The internet has made the evaluation of going global much easier, but an abundance of information shouldn’t be a stand-in for situational due diligence, says Jim Altman, Middle Market Pennsylvania Regional Executive at Huntington Bank.

“To be successful in a foreign market, a company needs to gauge the viability of its product in that market, both in terms of its value proposition and price point, as well as understand the local competitive and regulatory landscapes,” he says. “That requires assessing whether or not the competencies that made the company good domestically are transferable overseas.”

Altman says an effective approach is to build a network of competent advisers that can serve a fundamental role in assembling the company’s foreign market strategy.

Smart Business spoke with Altman about what it takes for companies to grow successfully outside of the domestic market.

How can companies determine whether they’re ready for the global stage?

Before making an entrance into a foreign marketplace, companies should have their domestic house in order. Mixing global complexity with domestic challenges can make difficulties at home much worse.

Next, develop a qualified list of target countries, in partnership with advisers, to determine where to go and why it makes sense to go there. Then define how to approach the market, knowing that the aggregate global strategy is a compilation of the specific country strategies. When selling internationally, there’s a need for precision.

What commonly gets companies in trouble when they venture beyond the U.S. borders?

The biggest challenge and often mistake that companies make is they assume business practices are the same in other countries as they are in the U.S. But in reality, buying behavior and even day-to-day business practices are all different country by country. To be successful, companies need to get to know the local landscape very well.

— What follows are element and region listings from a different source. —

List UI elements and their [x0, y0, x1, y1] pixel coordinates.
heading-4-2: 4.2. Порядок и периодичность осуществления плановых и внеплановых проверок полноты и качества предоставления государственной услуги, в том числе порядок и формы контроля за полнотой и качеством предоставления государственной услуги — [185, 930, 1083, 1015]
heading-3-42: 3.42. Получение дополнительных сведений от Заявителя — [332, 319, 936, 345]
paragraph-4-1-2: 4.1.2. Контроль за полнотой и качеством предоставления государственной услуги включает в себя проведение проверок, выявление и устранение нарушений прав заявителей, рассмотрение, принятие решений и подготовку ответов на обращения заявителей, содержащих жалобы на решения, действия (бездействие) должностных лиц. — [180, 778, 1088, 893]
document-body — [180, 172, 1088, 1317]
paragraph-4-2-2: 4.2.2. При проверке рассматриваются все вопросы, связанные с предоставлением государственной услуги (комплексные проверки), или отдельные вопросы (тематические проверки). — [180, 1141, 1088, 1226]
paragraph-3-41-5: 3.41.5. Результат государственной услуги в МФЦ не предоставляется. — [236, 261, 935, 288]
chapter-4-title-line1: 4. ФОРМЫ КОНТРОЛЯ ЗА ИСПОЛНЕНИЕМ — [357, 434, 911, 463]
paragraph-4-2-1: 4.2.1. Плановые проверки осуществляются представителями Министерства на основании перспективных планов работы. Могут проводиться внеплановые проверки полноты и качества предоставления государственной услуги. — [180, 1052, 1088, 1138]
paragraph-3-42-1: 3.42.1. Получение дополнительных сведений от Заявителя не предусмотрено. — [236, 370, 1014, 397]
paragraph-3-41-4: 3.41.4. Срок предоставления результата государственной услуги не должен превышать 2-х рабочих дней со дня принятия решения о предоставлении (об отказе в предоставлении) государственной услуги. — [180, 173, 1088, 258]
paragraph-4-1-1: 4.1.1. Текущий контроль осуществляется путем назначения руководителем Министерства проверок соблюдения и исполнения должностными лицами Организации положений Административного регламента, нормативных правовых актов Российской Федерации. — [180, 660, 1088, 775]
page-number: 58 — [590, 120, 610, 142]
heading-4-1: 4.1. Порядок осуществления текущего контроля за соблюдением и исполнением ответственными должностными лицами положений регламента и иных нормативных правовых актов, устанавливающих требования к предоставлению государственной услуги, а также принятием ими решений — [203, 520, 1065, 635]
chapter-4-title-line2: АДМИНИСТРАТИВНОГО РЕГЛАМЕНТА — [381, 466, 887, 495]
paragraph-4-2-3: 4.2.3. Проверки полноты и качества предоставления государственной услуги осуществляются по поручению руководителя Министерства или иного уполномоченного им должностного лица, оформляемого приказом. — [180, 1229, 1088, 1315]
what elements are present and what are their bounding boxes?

Companies also get burned when they miss the technical risks associated with cross-border transactions. For instance, the potential for local governments to assert currency controls that could frustrate repayment and complicate plans.

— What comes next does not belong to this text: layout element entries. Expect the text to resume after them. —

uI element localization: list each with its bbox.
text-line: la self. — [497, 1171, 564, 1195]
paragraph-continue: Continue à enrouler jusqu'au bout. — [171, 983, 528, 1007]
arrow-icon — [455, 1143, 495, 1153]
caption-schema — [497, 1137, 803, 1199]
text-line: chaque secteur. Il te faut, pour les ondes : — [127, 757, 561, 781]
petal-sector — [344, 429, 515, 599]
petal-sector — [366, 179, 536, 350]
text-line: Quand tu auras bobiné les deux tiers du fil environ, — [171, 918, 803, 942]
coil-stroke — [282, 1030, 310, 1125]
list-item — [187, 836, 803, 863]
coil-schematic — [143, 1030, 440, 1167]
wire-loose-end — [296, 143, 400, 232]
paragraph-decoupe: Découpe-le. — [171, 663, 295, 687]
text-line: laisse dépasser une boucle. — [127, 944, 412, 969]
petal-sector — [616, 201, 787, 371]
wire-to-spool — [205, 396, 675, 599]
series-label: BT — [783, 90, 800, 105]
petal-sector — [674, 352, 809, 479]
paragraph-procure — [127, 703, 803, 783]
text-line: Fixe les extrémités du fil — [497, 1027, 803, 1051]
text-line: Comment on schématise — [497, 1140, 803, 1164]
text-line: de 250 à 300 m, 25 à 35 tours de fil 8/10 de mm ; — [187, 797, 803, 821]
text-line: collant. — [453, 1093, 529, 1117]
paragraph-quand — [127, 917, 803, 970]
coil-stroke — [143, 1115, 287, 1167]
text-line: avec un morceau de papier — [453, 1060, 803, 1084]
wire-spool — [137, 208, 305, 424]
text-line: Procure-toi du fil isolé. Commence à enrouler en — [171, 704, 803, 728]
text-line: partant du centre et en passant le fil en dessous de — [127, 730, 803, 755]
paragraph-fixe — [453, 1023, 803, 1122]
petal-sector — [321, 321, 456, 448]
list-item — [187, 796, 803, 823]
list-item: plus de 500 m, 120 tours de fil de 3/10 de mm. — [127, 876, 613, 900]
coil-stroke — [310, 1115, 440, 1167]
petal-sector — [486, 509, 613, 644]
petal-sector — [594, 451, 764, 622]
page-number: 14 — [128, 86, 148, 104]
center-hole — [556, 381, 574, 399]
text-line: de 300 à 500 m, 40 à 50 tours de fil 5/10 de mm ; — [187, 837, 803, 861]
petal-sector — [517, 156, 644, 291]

How can a banking partner facilitate a company’s growth in the global market?

A good banking partner should have access to risk management products that help protect a business, as well as a global network of partners, including foreign banks and development agencies in the countries that are being targeted. Their collective aim should be helping companies evaluate foreign markets, and if it progresses, setting up shop there. Ideally, the banking partner would be involved in the plans early to help shape what the company is doing and position it for the best effect.

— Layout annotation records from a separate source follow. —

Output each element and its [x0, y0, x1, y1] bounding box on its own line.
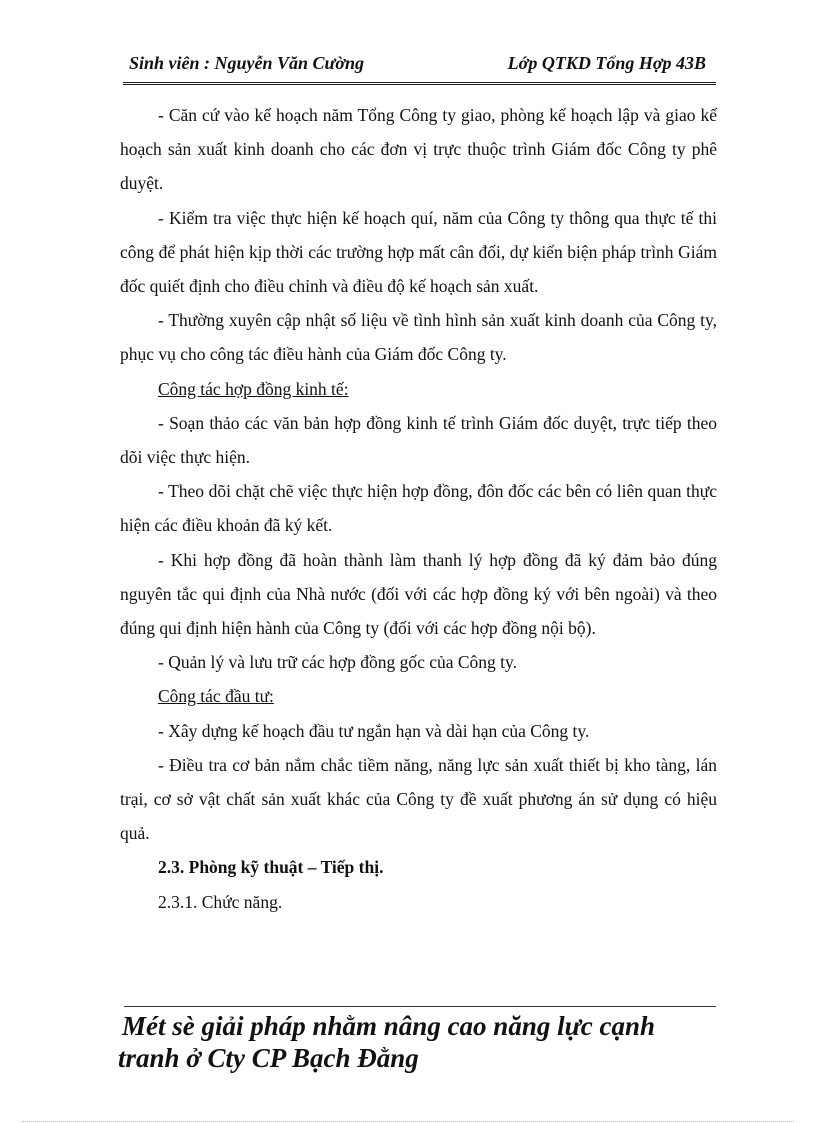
page-header: [123, 52, 716, 85]
footer-title-line2: tranh ở Cty CP Bạch Đằng: [118, 1043, 419, 1073]
paragraph: - Soạn thảo các văn bản hợp đồng kinh tế trình Giám đốc duyệt, trực tiếp theo dõi việc thực hiện.: [120, 412, 717, 468]
footer-title-line1: Mét sè giải pháp nhằm nâng cao năng lực cạnh: [122, 1011, 656, 1041]
footer-divider: [124, 1006, 716, 1007]
class-name: Lớp QTKD Tổng Hợp 43B: [507, 53, 706, 73]
paragraph: - Căn cứ vào kế hoạch năm Tổng Công ty giao, phòng kế hoạch lập và giao kế hoạch sản xuất kinh doanh cho các đơn vị trực thuộc trình Giám đốc Công ty phê duyệt.: [120, 105, 717, 194]
section-heading: 2.3. Phòng kỹ thuật – Tiếp thị.: [158, 857, 384, 878]
page-edge-divider: [22, 1121, 794, 1122]
paragraph: - Thường xuyên cập nhật số liệu về tình hình sản xuất kinh doanh của Công ty, phục vụ cho công tác điều hành của Giám đốc Công ty.: [120, 310, 717, 365]
subheading-economic-contracts: Công tác hợp đồng kinh tế:: [158, 378, 349, 399]
paragraph: - Xây dựng kế hoạch đầu tư ngắn hạn và dài hạn của Công ty.: [158, 720, 590, 741]
subsection-heading: 2.3.1. Chức năng.: [158, 891, 283, 912]
paragraph: - Quản lý và lưu trữ các hợp đồng gốc của Công ty.: [158, 652, 518, 673]
footer-title: [118, 1010, 718, 1074]
paragraph: - Điều tra cơ bản nắm chắc tiềm năng, năng lực sản xuất thiết bị kho tàng, lán trại, cơ sở vật chất sản xuất khác của Công ty đề xuất phương án sử dụng có hiệu quả.: [120, 754, 717, 844]
paragraph: - Khi hợp đồng đã hoàn thành làm thanh lý hợp đồng đã ký đảm bảo đúng nguyên tắc qui định của Nhà nước (đối với các hợp đồng ký với bên ngoài) và theo đúng qui định hiện hành của Công ty (đối với các hợp đồng nội bộ).: [120, 549, 717, 639]
paragraph: - Theo dõi chặt chẽ việc thực hiện hợp đồng, đôn đốc các bên có liên quan thực hiện các điều khoản đã ký kết.: [120, 481, 717, 536]
document-body: [120, 98, 717, 919]
paragraph: - Kiểm tra việc thực hiện kế hoạch quí, năm của Công ty thông qua thực tế thi công để phát hiện kịp thời các trường hợp mất cân đối, dự kiến biện pháp trình Giám đốc quiết định cho điều chỉnh và điều độ kế hoạch sản xuất.: [120, 207, 717, 297]
subheading-investment: Công tác đầu tư:: [158, 686, 274, 707]
student-name: Sinh viên : Nguyễn Văn Cường: [129, 53, 364, 73]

What signals that a banking partner can support a company’s international efforts?

A company should look for a bank that’s large enough to have a dedicated international staff with on-the-ground experience in the targeted country, but small enough to want to work with a business of its size. Many small and midsize companies find refuge in regional banks that have made investments in core products and relationships to help clients globally, while truly wanting their business.

From a product perspective, look for a banking partner that has an actively managed correspondent banking network, foreign exchange products, trade finance and services products as well as access to trade credit insurance, preferably from a bank-owned insurance brokerage, to ensure continued alignment of interest. When small to midsize companies try to set up shop in a foreign country, they can struggle to attract the attention of local partners. They should be able to leverage their bank’s experience and relationships in those markets to get the attention they need.

Planning is crucial in order to successfully go global. And there’s great value in doing it in partnership with a trusted adviser, which may include a bank.

There are nuanced risks when dealing outside of the U.S., but the opportunity is compelling. It’s the strongest global economy in two decades. Most emerging and developed markets are trending upward, giving companies with the right plan a good chance to succeed.